The two creatures paused. No man with a piece of property in Eta Carina gets to take it away with 'em before paying their debts. So if this was real...
"I think it's time to shell out for some chips. How does the thirtieth floor sound?"
"You said it, sister. Heard there's a heist coming up somewhere. Wonder if this is the place that's got the tempting grease they want to skim?"
"Nah, they wouldn't waste their time on anything that's not uptown. Would they?"
---
Tschichold eventually returned - pushing past dazzled, gaping onlookers - to a twenty yard mural of a nude superstar, one 'Jill Traynor', he was told. Silver and gold coinage was depicted spilling like waterfalls from her teats and groin, almost completely censoring them. Her eyes were nebulae full of gold and silver stars, and a long, green tongue stretched from her lips to the sky to catch a diamond drop of poisoned nectar from the finger of a massive, rainbow-patterned, one-eyed demon.
The six-armed brothers finished the final touches on her ruby toenails, one collapsing and the other bowing in supplication beneath the single white eye of the esteemed Boss of Floor.
Said Boss of Floor considered it, but had no choice but to nod in careful approval. "...Not bad!"
In the background, a gawking staffer almost misdialed the newest set of holographic fliers he was plugging into the Loop's building-wide advertisement system... An ad for the latest scheme Aaron had devised to get massive amounts of liquid cash into the business all at once.
Mixed fighting matches. Half the entrance price of other matches throughout Eta Carina, thanks to having only a third of the security. Fiftieth floor, above the ceiling of the vault. No bet is too high.
---
"You're baiting open robbery."
"Whatever gave you that idea, Harrison?"
Aaron stood with his assistant on a balcony inside the Loop's vault. Its newly-expanded vault.
Its newly... transparent vault.
Fabrication drones sped through the air around the inside of the massive column in straight lines, as if on rails, arms sparking in blue with the energy for the walls' finishing touches.
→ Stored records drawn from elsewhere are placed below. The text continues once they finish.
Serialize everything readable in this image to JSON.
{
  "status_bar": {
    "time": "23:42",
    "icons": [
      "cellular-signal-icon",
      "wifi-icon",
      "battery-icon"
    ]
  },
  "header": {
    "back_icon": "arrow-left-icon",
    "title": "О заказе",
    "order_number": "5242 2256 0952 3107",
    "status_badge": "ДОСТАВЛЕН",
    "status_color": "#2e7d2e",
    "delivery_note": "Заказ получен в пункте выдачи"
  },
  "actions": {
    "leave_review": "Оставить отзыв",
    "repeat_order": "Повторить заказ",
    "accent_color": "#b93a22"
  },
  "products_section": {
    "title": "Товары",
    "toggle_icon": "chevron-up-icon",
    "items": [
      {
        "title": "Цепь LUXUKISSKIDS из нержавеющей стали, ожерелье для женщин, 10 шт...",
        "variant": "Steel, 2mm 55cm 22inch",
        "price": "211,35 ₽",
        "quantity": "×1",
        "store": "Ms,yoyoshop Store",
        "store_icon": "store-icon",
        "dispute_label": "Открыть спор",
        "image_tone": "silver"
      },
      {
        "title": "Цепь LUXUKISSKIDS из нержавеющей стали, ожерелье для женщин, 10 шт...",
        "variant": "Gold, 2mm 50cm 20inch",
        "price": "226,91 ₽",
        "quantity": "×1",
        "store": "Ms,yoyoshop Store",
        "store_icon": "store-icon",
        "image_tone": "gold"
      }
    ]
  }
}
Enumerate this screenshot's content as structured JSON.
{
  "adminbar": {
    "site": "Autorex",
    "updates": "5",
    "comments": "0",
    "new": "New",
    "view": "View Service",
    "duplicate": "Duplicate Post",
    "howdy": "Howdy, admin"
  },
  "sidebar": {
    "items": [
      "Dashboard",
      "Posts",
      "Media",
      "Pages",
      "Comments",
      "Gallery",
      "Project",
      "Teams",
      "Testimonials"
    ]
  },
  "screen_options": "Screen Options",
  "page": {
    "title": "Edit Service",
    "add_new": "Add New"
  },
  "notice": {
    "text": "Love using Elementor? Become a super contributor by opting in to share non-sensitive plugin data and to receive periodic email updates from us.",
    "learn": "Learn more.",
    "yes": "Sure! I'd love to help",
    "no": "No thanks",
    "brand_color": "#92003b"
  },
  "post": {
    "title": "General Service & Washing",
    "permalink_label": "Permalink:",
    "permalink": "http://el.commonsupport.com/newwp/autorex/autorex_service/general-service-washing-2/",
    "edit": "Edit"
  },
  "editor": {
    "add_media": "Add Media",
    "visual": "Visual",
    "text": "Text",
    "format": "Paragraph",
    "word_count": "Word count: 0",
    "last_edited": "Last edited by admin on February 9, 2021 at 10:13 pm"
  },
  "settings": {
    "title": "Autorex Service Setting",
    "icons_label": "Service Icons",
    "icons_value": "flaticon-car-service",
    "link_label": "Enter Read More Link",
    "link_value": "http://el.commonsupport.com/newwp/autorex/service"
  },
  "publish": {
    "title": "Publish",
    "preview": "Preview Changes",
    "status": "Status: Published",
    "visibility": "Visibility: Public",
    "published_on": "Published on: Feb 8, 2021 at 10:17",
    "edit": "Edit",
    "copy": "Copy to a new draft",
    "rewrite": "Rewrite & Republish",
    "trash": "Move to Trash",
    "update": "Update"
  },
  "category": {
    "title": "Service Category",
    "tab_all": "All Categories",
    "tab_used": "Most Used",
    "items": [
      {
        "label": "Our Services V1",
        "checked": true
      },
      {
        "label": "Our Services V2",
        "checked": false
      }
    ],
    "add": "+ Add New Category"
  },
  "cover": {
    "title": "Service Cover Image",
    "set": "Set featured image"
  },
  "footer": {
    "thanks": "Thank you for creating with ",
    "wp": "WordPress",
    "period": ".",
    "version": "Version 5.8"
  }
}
The hotel's most sacred chamber was now an absurd opening from the first floor through the forty-ninth, clear polymer walls displaying its contents for every patron on every gambling level.
And, what contents!
Chips and chips and chips cascaded down and up a massive rotating helix, a rainbow of colors for a rainbow of credit amounts. Floating drones dipped into it with what looked like wheelbarrows, shuttling winnings off to lucky gamblers, pouring in the lucre lifeblood of the most recent loser, or filling up a monetary discharge for the next batch of fresh equipment. The lift-pods were exposed inside the column... you could see the slavering new customers dirtying the thin elevator glass with their palms and appendages, that thin film all that was separating them from more wealth than they could dream of possessing. Even the arena under construction above it had a crystal floor... the contenders would be fighting above the very chips that were placed on or against them.
It was a forty-nine story fountain of money. A hoard with no dragon to guard it. And it was growing by the moment.
"If anything, this is more secure, my fine assistant. You mentioned yourself the recently-discovered irregularities in our former, electronic payout system."
"Why so much, so quickly, Mister Abstract?"
"I'm building another engi-... You know, never mind. You'll see it in due time."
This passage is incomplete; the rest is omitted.